Helen Tilley (Ph.D., Oxford, 2002) examines medical, environmental, and human sciences in colonial and post-colonial Africa, emphasizing intersections with environmental history, development studies, legal history, and global history. Her book, Africa as a Living Laboratory: Empire, Development, and the Problem of Scientific Knowledge (Chicago, 2011) explores the dynamic interplay between scientific research and imperialism in British Africa between 1870 and 1950. It received the Ludwik Fleck Prize from the Society for the Social Studies of Science (2014), honorable mention for the Herskovits Prize of the African Studies Association (2012), and the Choice Outstanding Academic Title Award (2012). She has also written articles and book chapters on the history of ecology, eugenics, agriculture, and epidemiology in tropical Africa, and is co-editor with Robert Gordon of Ordering Africa: Anthropology, European Imperialism and the Politics of Knowledge (Manchester, 2007) and with Michael Gordin and Gyan Prakash of Utopia-Dystopia: Historical Conditions of Possibility (Princeton, 2010).
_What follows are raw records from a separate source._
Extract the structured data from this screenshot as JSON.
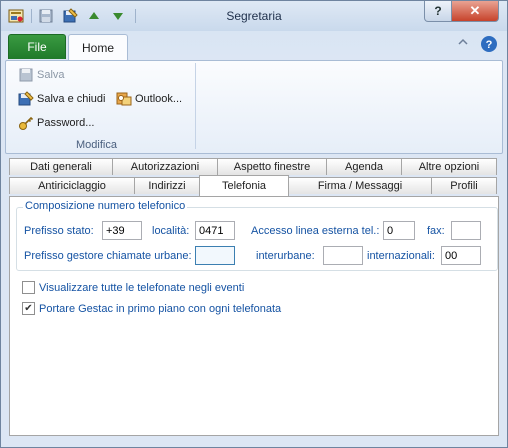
{
  "window": {
    "title": "Segretaria",
    "help_glyph": "?",
    "close_glyph": "✕"
  },
  "ribbon": {
    "file_tab": "File",
    "home_tab": "Home",
    "buttons": {
      "salva": "Salva",
      "salva_chiudi": "Salva e chiudi",
      "outlook": "Outlook...",
      "password": "Password..."
    },
    "group_label": "Modifica"
  },
  "tabs": {
    "row1": [
      "Dati generali",
      "Autorizzazioni",
      "Aspetto finestre",
      "Agenda",
      "Altre opzioni"
    ],
    "row2": [
      "Antiriciclaggio",
      "Indirizzi",
      "Telefonia",
      "Firma / Messaggi",
      "Profili"
    ],
    "active": "Telefonia"
  },
  "telefonia": {
    "group_title": "Composizione numero telefonico",
    "prefisso_stato_label": "Prefisso stato:",
    "prefisso_stato_value": "+39",
    "localita_label": "località:",
    "localita_value": "0471",
    "accesso_linea_label": "Accesso linea esterna tel.:",
    "accesso_linea_value": "0",
    "fax_label": "fax:",
    "fax_value": "",
    "prefisso_gestore_label": "Prefisso gestore chiamate urbane:",
    "prefisso_gestore_value": "",
    "interurbane_label": "interurbane:",
    "interurbane_value": "",
    "internazionali_label": "internazionali:",
    "internazionali_value": "00",
    "check_visualizzare": {
      "label": "Visualizzare tutte le telefonate negli eventi",
      "checked": false
    },
    "check_primo_piano": {
      "label": "Portare Gestac in primo piano con ogni telefonata",
      "checked": true
    }
  },
  "colors": {
    "label_blue": "#1553a3",
    "file_green": "#2a8a34"
  }
}
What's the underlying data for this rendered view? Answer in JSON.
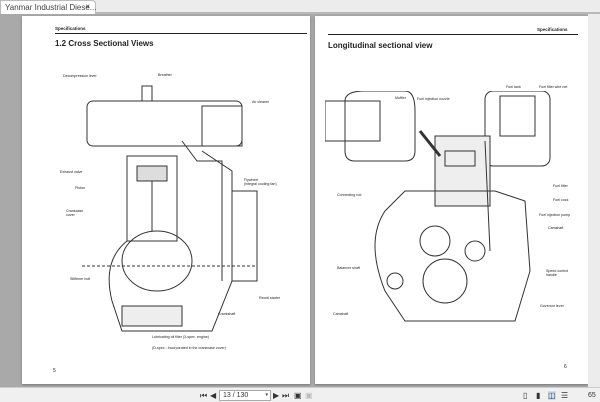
{
  "tab": {
    "title": "Yanmar Industrial Diese...",
    "close": "×"
  },
  "left_page": {
    "header": "Specifications",
    "title": "1.2  Cross Sectional Views",
    "page_number": "5",
    "labels": [
      "Decompression lever",
      "Breather",
      "Air cleaner",
      "Exhaust valve",
      "Piston",
      "Flywheel\n(integral cooling fan)",
      "Crankcase cover",
      "Stiffener bolt",
      "Recoil starter",
      "Crankshaft",
      "Lubricating oil filter (3-spec. engine)",
      "(D-spec.: Incorporated in the crankcase cover)"
    ]
  },
  "right_page": {
    "header": "Specifications",
    "title": "Longitudinal sectional view",
    "page_number": "6",
    "labels": [
      "Muffler",
      "Fuel injection nozzle",
      "Fuel tank",
      "Fuel filter wire net",
      "Fuel filter",
      "Fuel cock",
      "Fuel injection pump",
      "Camshaft",
      "Connecting rod",
      "Balancer shaft",
      "Camshaft",
      "Speed control handle",
      "Governor lever"
    ]
  },
  "toolbar": {
    "first": "⏮",
    "prev": "◀",
    "page_value": "13 / 130",
    "dropdown": "▾",
    "next": "▶",
    "last": "⏭",
    "zoom": "65"
  }
}
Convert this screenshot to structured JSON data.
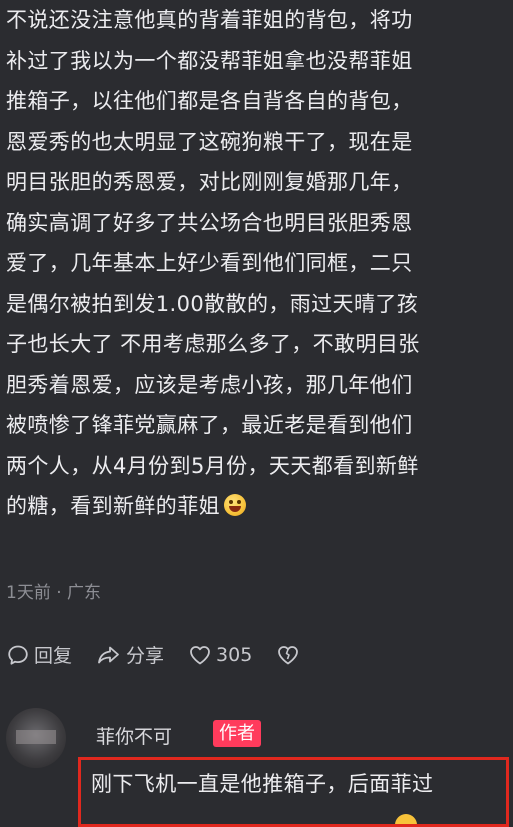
{
  "comment": {
    "lines": [
      "不说还没注意他真的背着菲姐的背包，将功",
      "补过了我以为一个都没帮菲姐拿也没帮菲姐",
      "推箱子，以往他们都是各自背各自的背包，",
      "恩爱秀的也太明显了这碗狗粮干了，现在是",
      "明目张胆的秀恩爱，对比刚刚复婚那几年，",
      "确实高调了好多了共公场合也明目张胆秀恩",
      "爱了，几年基本上好少看到他们同框，二只",
      "是偶尔被拍到发1.00散散的，雨过天晴了孩",
      "子也长大了 不用考虑那么多了，不敢明目张",
      "胆秀着恩爱，应该是考虑小孩，那几年他们",
      "被喷惨了锋菲党赢麻了，最近老是看到他们",
      "两个人，从4月份到5月份，天天都看到新鲜",
      "的糖，看到新鲜的菲姐"
    ],
    "emoji_icon": "laughing-face-emoji",
    "meta": "1天前 · 广东",
    "actions": {
      "reply_label": "回复",
      "share_label": "分享",
      "like_count": "305"
    }
  },
  "reply": {
    "username": "菲你不可",
    "badge": "作者",
    "text": "刚下飞机一直是他推箱子，后面菲过"
  },
  "colors": {
    "background": "#2b2c30",
    "text": "#ececef",
    "meta": "#8d8e94",
    "author_badge": "#ff3b5c",
    "highlight_border": "#e0281e"
  }
}
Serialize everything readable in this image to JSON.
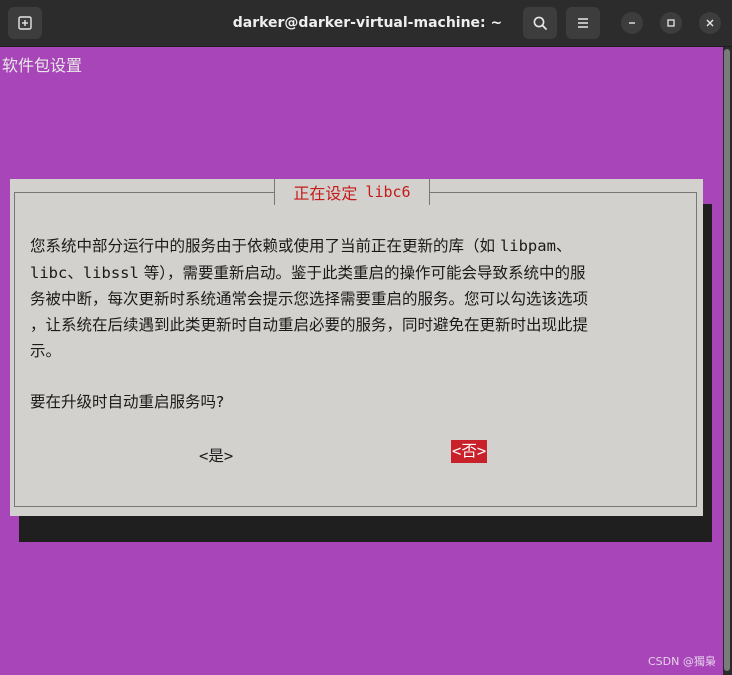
{
  "window": {
    "title": "darker@darker-virtual-machine: ~",
    "icons": {
      "new_tab": "new-tab-icon",
      "search": "search-icon",
      "menu": "hamburger-menu-icon",
      "minimize": "minimize-icon",
      "maximize": "maximize-icon",
      "close": "close-icon"
    }
  },
  "terminal": {
    "backtitle": "软件包设置",
    "background_color": "#a846b9"
  },
  "dialog": {
    "title_cn": "正在设定",
    "title_pkg": "libc6",
    "body_lines": [
      [
        "您系统中部分运行中的服务由于依赖或使用了当前正在更新的库（如 ",
        "libpam",
        "、"
      ],
      [
        "libc",
        "、",
        "libssl",
        " 等），需要重新启动。鉴于此类重启的操作可能会导致系统中的服"
      ],
      [
        "务被中断，每次更新时系统通常会提示您选择需要重启的服务。您可以勾选该选项"
      ],
      [
        "，让系统在后续遇到此类更新时自动重启必要的服务，同时避免在更新时出现此提"
      ],
      [
        "示。"
      ]
    ],
    "question": "要在升级时自动重启服务吗?",
    "yes_button": "<是>",
    "no_button": "<否>",
    "selected_button_color": "#c8212a"
  },
  "watermark": "CSDN @獨梟"
}
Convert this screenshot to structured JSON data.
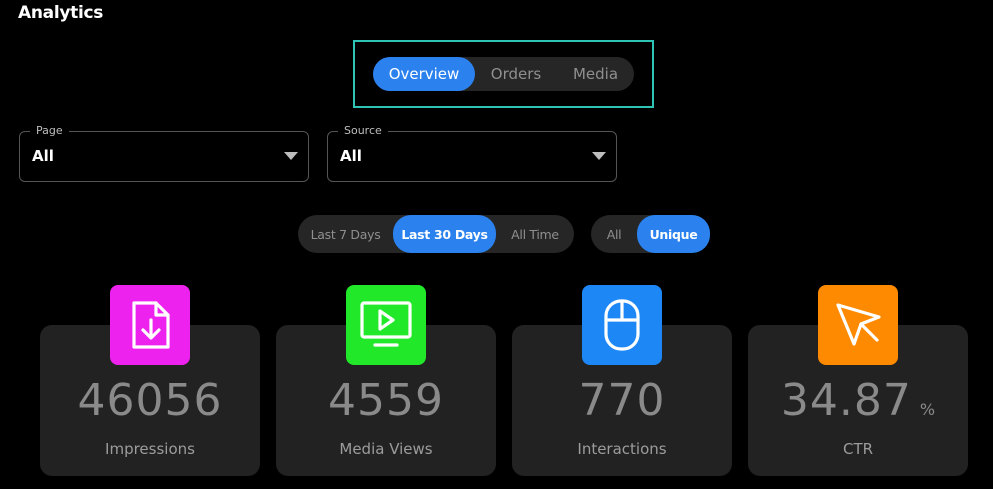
{
  "page": {
    "title": "Analytics"
  },
  "main_tabs": {
    "items": [
      "Overview",
      "Orders",
      "Media"
    ],
    "active": "Overview"
  },
  "filters": {
    "page": {
      "label": "Page",
      "value": "All"
    },
    "source": {
      "label": "Source",
      "value": "All"
    }
  },
  "date_range": {
    "items": [
      "Last 7 Days",
      "Last 30 Days",
      "All Time"
    ],
    "active": "Last 30 Days"
  },
  "uniqueness": {
    "items": [
      "All",
      "Unique"
    ],
    "active": "Unique"
  },
  "stats": [
    {
      "value": "46056",
      "unit": "",
      "label": "Impressions",
      "icon": "document-download-icon",
      "color": "#ee22ee"
    },
    {
      "value": "4559",
      "unit": "",
      "label": "Media Views",
      "icon": "monitor-play-icon",
      "color": "#22e82a"
    },
    {
      "value": "770",
      "unit": "",
      "label": "Interactions",
      "icon": "mouse-icon",
      "color": "#1d87f5"
    },
    {
      "value": "34.87",
      "unit": "%",
      "label": "CTR",
      "icon": "cursor-arrow-icon",
      "color": "#fd8a00"
    }
  ],
  "colors": {
    "accent": "#2b82ee",
    "highlight_border": "#2ec4b6",
    "background": "#000000",
    "card": "#222222"
  }
}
Her current project focuses on the history of African decolonization, global governance, and the ethnoscientific projects that accompanied state building in the colonial and Cold War era. She is investigating, in particular, the different scientific studies and legal interventions in the twentieth century that originally helped to construct “traditional medicine” as a viable category of research and policy-making. She has received grants for her research from the Wellcome Trust and two Scholars Awards, for her first and second books projects, from the National Science Foundation. At Northwestern, she directs Science in Human Culture and holds a Faculty Fellowship with the Buffett Institute for Global Studies. She is also affiliated with the programs in African Studies, Global Health, Legal Studies, and Environmental Policy and Culture.

Affiliated Programs



Recent Articles

Teaching Interests

She teaches a range of courses in global and African history relating to race, medical pluralism, environmental issues, ethnoscience and technoscience, and law. She welcomes graduate students interested in any of her areas of expertise especially as they intersect with African, imperial, or global history.

Recent Awards and Honors

  • Faculty Fellowship, Buffett Institute for Global Studies, 2016-2019.
  • National Science Foundation Scholars Award, 2015-2018.
  • Senior Faculty Fellow, Kaplan Institute for the Humanities, 2013-14.
  • Ludwik Fleck Prize for Africa as a Living Laboratory, 2014.
  • Honorable Mention, Herskovits Prize, Africa as a Living Laboratory, 2012.